Quanto ao Controle Semestral, com resultados de parâmetros analisados no Laboratório Central de Água da Corsan, até o segundo semestre de 2020 os mesmos eram entregues fisicamente ao Centro Estadual de Vigilância Sanitária, que era responsável por encaminhar às demais instâncias da Vigilância Sanitária (Regionais e Municipais). Esses resultados eram inseridos pelos Vigilantes Sanitários no site do Ministério da Saúde (Sisagua/MS).

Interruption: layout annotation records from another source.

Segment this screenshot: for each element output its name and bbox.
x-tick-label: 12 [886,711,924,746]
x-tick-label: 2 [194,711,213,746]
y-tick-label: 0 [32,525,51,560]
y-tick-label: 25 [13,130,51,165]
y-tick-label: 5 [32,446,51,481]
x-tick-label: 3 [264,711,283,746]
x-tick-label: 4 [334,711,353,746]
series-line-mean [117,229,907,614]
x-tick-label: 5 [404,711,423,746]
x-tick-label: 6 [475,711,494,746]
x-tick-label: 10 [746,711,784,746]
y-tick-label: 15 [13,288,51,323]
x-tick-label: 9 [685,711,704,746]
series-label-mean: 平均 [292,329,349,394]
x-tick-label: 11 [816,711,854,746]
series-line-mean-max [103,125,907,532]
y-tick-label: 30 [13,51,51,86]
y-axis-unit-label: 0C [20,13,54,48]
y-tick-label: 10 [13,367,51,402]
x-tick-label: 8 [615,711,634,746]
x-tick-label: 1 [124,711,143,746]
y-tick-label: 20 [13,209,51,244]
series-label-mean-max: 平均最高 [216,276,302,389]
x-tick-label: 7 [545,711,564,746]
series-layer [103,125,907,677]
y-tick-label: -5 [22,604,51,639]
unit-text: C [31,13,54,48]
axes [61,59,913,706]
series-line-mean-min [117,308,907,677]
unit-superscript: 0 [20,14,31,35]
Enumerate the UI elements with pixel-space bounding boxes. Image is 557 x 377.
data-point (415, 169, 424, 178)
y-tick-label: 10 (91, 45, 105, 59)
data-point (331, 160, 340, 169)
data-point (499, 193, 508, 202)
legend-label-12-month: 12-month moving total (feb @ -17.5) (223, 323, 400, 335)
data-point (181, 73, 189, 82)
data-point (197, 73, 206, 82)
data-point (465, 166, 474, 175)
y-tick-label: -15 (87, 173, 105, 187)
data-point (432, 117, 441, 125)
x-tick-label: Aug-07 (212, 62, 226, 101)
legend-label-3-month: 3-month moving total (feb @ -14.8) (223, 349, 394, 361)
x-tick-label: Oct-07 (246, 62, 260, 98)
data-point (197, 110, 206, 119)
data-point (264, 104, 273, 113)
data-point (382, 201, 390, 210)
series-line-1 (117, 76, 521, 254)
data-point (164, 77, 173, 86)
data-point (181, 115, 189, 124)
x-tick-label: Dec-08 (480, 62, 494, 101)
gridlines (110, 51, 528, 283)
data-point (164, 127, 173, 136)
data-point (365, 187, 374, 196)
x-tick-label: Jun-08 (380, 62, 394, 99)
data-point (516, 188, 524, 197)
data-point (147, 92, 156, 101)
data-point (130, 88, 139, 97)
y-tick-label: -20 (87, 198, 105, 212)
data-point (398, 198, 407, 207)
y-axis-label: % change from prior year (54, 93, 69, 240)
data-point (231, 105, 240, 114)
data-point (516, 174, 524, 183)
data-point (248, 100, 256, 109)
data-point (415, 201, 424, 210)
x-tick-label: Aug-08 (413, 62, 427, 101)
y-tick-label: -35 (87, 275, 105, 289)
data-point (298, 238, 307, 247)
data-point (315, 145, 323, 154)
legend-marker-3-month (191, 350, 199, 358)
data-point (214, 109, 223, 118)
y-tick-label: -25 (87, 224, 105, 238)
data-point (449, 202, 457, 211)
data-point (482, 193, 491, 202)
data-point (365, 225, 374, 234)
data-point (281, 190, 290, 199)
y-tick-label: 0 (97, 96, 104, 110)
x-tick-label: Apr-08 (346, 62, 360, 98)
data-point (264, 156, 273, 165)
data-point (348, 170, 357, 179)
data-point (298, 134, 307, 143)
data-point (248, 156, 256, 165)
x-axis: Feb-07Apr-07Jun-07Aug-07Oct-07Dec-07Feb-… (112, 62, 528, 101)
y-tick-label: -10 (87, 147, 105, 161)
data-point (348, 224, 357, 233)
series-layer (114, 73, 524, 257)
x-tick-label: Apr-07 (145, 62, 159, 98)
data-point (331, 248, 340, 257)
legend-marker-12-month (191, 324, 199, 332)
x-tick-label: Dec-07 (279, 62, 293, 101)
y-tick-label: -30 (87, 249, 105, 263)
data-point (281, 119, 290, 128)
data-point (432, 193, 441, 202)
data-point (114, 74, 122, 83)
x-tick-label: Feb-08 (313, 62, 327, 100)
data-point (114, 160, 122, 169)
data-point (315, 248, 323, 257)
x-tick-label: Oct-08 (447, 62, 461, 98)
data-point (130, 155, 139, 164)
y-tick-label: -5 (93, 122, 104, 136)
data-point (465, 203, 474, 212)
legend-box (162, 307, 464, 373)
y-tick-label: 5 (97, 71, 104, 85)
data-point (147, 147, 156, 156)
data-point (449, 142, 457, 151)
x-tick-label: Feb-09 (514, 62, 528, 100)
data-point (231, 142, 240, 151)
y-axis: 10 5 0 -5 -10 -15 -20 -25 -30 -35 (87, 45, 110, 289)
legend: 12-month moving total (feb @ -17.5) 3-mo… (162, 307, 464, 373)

A partir do primeiro semestre de 2021, os Controles Semestrais passaram a ser publicados pela Corsan diretamente no site Sisagua/MS, utilizando a integração de softwares, não sendo então mais necessária a transcrição manual por parte dos Vigilantes Sanitários para o Sisagua/MS.

Procedimentos

No dia em que o despacho foi publicado pelo MJSP anunciando a instauração do processo administrativo dentro da Operação Guardião das Águas, a reportagem entrou em contato com a assessoria de comunicação do Ministério da Saúde questionando há quanto tempo o Sisagua apontava alterações nos níveis de substâncias químicas e radiológicas que comprometessem a potabilidade da água, e porque foi necessária uma operação do MJSP para avaliar os dados do sistema para, então, instaurar processo administrativo. Até a publicação desta reportagem, o Ministério da Saúde não retornou os questionamentos. 

As empresas alvos do processo administrativo têm até o dia 13 de setembro para prestar os esclarecimentos e apresentar um plano de adequação às regras do governo federal. Caso as empresas tenham um plano de ação para adequar os serviços, poderão manifestar o interesse em assinar um Termo de Ajustamento de Conduta com a Senacon, dentro do prazo de defesa. Caso não atendam à determinação, estão sujeitas à multa diária e eventual condenação. O MJSP afirmou em nota que a população não precisa temer o risco de doenças graves de forma imediata. “As medidas adotadas visam, justamente, à prevenção de um cenário em que o consumo continuado dessas substâncias possa trazer riscos à saúde pública”, afirmou a pasta em comunicado.